At the moment on top of our design and audit work based in London on the A10 we are prepping for essays trying to get my head around the complexity of the research, where to take my research and the broad areas that need to be researched to refine my writing and thoughts.

One of the essays is a comparison study of Willets Points a proposed development site in the Queens area of New York and the near completed Olympic site in London.  Having recently, we a month ago now visited New York on a study trip we explored Willets point.  Sitting next to the Mets ‘City Field’ baseball stadium this ramshackle looking piece of land is a vibrant village of mechanic.  A place where the city comes to get its vehicles repaired at lower costs than the branded car dealers a thriving primarily Hispanic community makes their living.
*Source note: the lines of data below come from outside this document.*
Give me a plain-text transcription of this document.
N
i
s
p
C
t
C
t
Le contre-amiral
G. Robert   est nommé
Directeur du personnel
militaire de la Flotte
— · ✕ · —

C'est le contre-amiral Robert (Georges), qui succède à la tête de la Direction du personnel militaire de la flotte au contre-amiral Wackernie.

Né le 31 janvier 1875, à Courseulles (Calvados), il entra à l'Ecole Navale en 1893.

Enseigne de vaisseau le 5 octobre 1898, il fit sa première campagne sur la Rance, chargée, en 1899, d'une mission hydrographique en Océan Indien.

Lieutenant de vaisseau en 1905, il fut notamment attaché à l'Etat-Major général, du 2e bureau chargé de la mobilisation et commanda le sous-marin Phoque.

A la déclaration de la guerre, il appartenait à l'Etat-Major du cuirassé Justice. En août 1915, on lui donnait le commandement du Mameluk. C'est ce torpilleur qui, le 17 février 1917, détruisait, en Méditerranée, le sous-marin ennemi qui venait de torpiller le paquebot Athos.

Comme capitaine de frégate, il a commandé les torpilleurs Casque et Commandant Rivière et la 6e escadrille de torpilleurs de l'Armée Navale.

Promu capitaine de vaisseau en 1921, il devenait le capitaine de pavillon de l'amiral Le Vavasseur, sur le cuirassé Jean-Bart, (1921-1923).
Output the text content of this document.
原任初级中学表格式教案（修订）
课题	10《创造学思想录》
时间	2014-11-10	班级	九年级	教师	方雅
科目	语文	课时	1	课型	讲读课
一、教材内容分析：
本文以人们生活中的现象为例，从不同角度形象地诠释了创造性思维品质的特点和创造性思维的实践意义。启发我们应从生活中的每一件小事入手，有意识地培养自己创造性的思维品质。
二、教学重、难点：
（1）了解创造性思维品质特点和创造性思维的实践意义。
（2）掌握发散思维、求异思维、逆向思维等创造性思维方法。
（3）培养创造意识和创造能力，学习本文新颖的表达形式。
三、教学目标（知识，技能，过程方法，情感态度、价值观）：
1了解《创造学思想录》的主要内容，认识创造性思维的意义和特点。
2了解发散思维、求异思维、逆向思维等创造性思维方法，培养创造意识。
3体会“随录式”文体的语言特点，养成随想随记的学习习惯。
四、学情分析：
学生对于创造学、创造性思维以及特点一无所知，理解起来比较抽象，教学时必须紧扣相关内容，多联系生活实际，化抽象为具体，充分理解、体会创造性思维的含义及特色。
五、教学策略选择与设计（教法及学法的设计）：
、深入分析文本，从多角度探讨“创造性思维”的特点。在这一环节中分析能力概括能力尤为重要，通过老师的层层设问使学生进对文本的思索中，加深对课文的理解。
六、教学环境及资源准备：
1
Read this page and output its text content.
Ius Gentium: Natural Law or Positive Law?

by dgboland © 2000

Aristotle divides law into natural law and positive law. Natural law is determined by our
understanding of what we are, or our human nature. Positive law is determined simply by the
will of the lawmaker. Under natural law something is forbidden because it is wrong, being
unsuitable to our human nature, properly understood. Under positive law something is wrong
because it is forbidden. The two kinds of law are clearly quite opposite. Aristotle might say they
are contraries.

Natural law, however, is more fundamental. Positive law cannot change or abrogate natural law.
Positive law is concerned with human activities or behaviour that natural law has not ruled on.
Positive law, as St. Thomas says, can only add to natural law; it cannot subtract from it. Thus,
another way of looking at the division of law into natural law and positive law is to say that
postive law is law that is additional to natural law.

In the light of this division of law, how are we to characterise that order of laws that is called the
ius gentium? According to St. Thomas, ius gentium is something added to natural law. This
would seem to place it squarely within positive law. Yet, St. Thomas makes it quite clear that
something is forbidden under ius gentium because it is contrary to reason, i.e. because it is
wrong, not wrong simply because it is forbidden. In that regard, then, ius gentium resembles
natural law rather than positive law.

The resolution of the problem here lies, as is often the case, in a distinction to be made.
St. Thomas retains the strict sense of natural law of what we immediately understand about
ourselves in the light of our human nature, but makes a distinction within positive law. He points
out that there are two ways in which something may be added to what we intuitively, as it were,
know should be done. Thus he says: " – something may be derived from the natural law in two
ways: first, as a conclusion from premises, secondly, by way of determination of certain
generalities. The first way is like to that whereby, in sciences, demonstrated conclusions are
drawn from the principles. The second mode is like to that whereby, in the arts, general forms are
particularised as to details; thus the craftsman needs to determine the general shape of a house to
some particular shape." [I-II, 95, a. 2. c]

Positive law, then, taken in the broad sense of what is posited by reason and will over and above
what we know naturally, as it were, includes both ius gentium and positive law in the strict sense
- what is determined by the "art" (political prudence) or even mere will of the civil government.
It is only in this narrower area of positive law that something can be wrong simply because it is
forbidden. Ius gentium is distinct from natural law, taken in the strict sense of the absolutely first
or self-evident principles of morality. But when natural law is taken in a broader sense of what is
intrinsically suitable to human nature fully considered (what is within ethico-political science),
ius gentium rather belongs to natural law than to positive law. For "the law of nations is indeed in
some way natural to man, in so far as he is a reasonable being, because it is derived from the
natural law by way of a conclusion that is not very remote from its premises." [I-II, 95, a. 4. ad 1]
Warned by the white Americans to not venture through the central muddy strip we decided to anyway. To understand the place and the people you have to take risks.  We were careful with our photography and only one woman shouted at us we walked through.  A sense that perception and actual experience of a place are always very different, many of the workers were gesturing poses, perhaps we were less threatening because we looked like students and we felt less threatened because we were in a group.  I suppose the main resent to be mindful of this mechanics island and our intrusion upon it is because it is on the edge of being disperse, irradiated by a tsunami of “redevelopment”.  The unwinnable force of the big developer meets small time trader.  The state using its power of Eminent domain, supposedly there to take land over for public need, instead has been used as a way of handing land over to the multi million pound development.  The value of the small local trader has been missed, lost amongst dollar signs.. How can these businesses be relocated successfully, they are a community routed in the urban landscape, self employed and independent traders employing their families and local tradesmen, servicing the wider community.  Their offer to the city may seam small to the big developer but their value in a non-monetary perspective is great.